Troops outside Azerbaijan's presidential palace during the May 1992 crisis In the run-up to, and the years immediately following, the collapse of the USSR, private armies played a key role in political developments across the South Caucasus. Tengiz Kitovani's National Guard was instrumental in ousting Georgian President Zviad Gamsakhurdia in late 1991. Soon afterward, together with Djaba Ioseliani's Mkhedrioni, Kitovani's group triggered wars in Abkhazia and South Ossetia.

An informal militia subordinate to the Azerbaijan Popular Front helped thwart a comeback attempt in May 1992 by President Ayaz Mutalibov.

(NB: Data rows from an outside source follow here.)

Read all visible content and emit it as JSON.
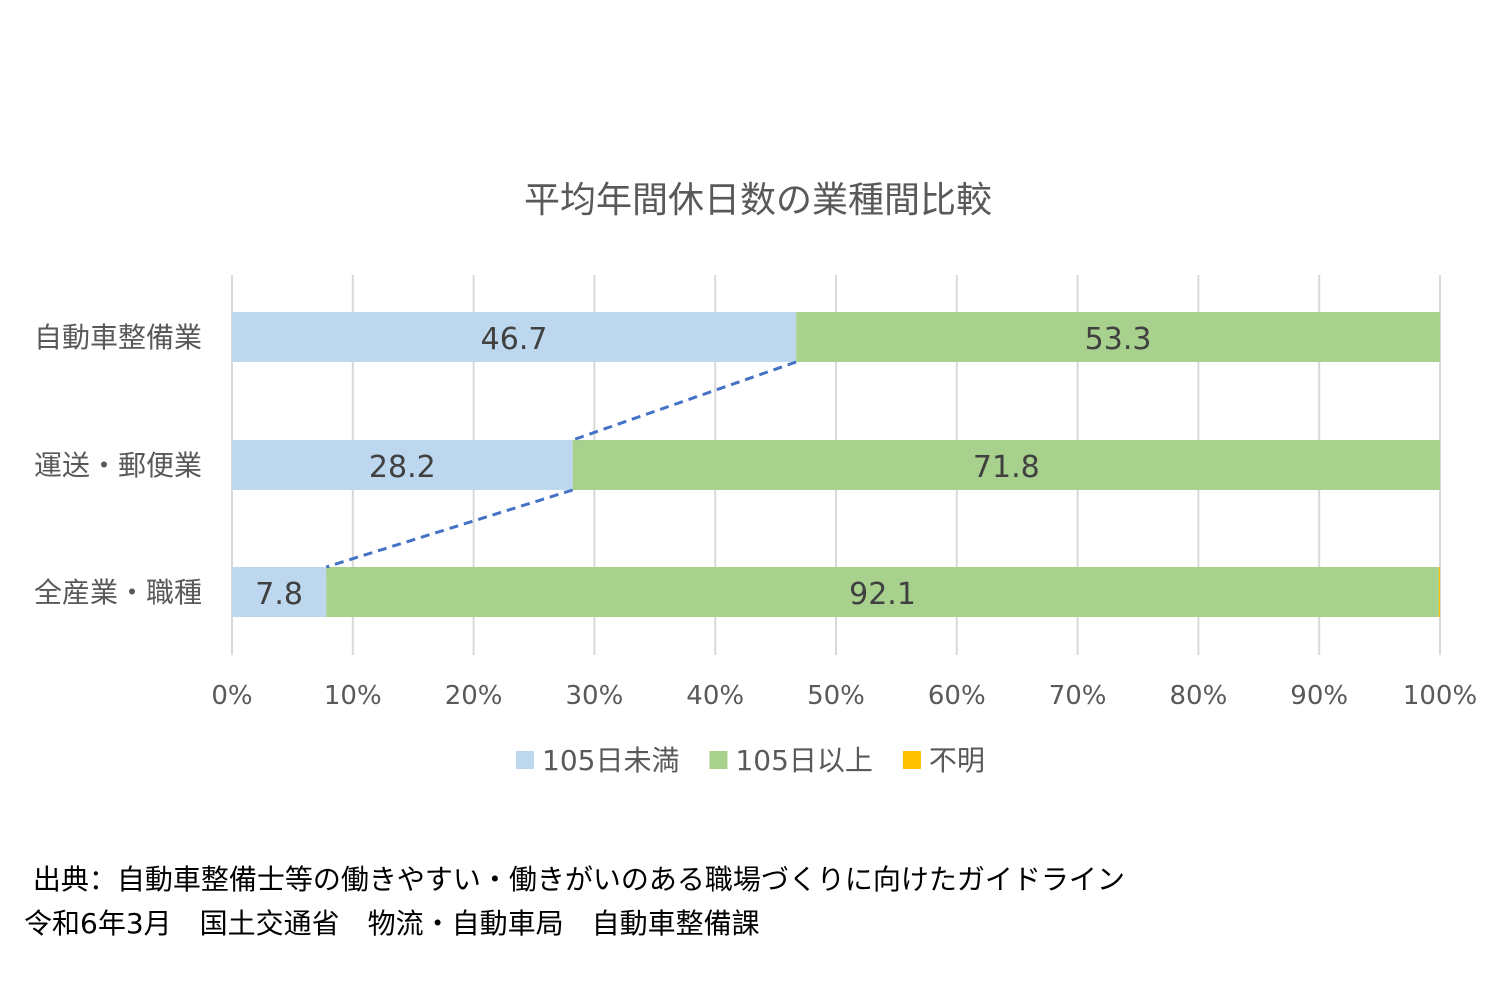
{
  "chart_data": {
    "type": "bar",
    "orientation": "horizontal",
    "stacked": "percent",
    "title": "平均年間休日数の業種間比較",
    "categories": [
      "自動車整備業",
      "運送・郵便業",
      "全産業・職種"
    ],
    "series": [
      {
        "name": "105日未満",
        "values": [
          46.7,
          28.2,
          7.8
        ],
        "labels": [
          "46.7",
          "28.2",
          "7.8"
        ],
        "color": "#bdd7ee"
      },
      {
        "name": "105日以上",
        "values": [
          53.3,
          71.8,
          92.1
        ],
        "labels": [
          "53.3",
          "71.8",
          "92.1"
        ],
        "color": "#a9d18e"
      },
      {
        "name": "不明",
        "values": [
          0,
          0,
          0.1
        ],
        "labels": [
          "",
          "",
          ""
        ],
        "color": "#ffc000"
      }
    ],
    "xlim": [
      0,
      100
    ],
    "xticks": [
      "0%",
      "10%",
      "20%",
      "30%",
      "40%",
      "50%",
      "60%",
      "70%",
      "80%",
      "90%",
      "100%"
    ],
    "grid": true,
    "legend": "bottom",
    "series_lines": {
      "color": "#4472c4",
      "style": "dashed"
    }
  },
  "source": {
    "line1": " 出典：自動車整備士等の働きやすい・働きがいのある職場づくりに向けたガイドライン",
    "line2": "令和6年3月　国土交通省　物流・自動車局　自動車整備課"
  }
}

A second private army helped rebel Colonel Suret Huseinov topple Mutalibov's successor, Abulfaz Elchibey, in June 1993, paving the way for the return to Baku of former Communist Party of Azerbaijan First Secretary Heidar Aliyev. And in Armenia, the Yerkrapah detachments formed by Vazgen Sargsian to fight in the Karabakh war rose to political prominence, catapulting Sargsian to the post of defense minister and then prime minister.

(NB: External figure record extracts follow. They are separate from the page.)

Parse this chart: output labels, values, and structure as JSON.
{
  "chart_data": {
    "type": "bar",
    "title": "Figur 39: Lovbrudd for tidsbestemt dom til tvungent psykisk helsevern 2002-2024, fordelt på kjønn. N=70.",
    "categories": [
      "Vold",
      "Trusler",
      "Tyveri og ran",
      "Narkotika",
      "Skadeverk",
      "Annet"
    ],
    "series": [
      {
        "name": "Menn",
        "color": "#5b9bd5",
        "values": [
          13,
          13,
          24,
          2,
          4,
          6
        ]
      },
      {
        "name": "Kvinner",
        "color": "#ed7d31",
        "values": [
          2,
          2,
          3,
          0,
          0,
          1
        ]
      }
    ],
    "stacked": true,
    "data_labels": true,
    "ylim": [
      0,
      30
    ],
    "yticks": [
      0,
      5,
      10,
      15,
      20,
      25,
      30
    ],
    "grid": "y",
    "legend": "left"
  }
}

Huseinov was effectively neutralized in early 1995, and Kitovani and Ioseliani by the end of that year. True, in Georgia guerrilla bands enjoying covert support from the Georgian government continued to target CIS peacekeepers and Abkhaz customs officials in Abkhazia -- but at least those detachments were firmly under the control of the regime. Elsewhere in the South Caucasus, however, they appeared to have disbanded.

A Reemergence?

In recent weeks, however, there have been reports of the reemergence of such forces in both Azerbaijan and Armenia. In Azerbaijan, the independent daily newspaper "Azadliq" reported on 1 February that the CIA warned President Ilham Aliyev one month previously that the head of a government agency had allegedly created his own private army numbering 150-200 fighters with "advanced military training." "Azadlig" did not name the Azerbaijani official in question. Aliyev has since assured Washington that the army in question has been disarmed, according to "Azadliq." The paper claimed that the CIA's primary concern was that the militia in question could sabotage "strategic installations," possibly meaning the unfinished Baku-Tbilisi-Ceyhan oil pipeline or the Baku-Tbilisi-Erzerum gas pipeline.

But such a private army could also be mobilized during the Azerbaijani parliamentary elections due in November. The daily "Vatandash Hamrayliyi" newspaper claimed on 9 February, citing governmental sources, that two powerful and wealthy government officials, State Customs Committee Chairman Kamaladdin Heydarov and Economic Development Minister Farhad Aliyev (no relation to the president), planned to create their personal blocs to participate in those elections.

Trouble In Armenia

In Yerevan, President Robert Kocharian's national security adviser, Garnik Isagulian, was quoted by "Hayots ashkhar" on 15 February as expressing concern over recent armed clashes between rival business clans and calling for immediate measures to put an end to such lawlessness. "Many of our wealthy persons have created bodyguard structures," Isagulian explained. "Some of them even have personal security services." One man died and two others were injured in the latest such shootout, on 4 February, apparently between armed supporters of rival "mafias" (see "Three Men Arrested After Deadly Shootout In Yerevan").

On 8 February, the same paper reported unconfirmed rumors that individuals close to Yerevan officials or to past of present parliament deputies were involved in the 4 February gun battle. "Iravunk" for its part suggested that the Armenian authorities are powerless to control even those criminal "clans" whose members support them, and have consequently become hostages of that "criminal conglomerate."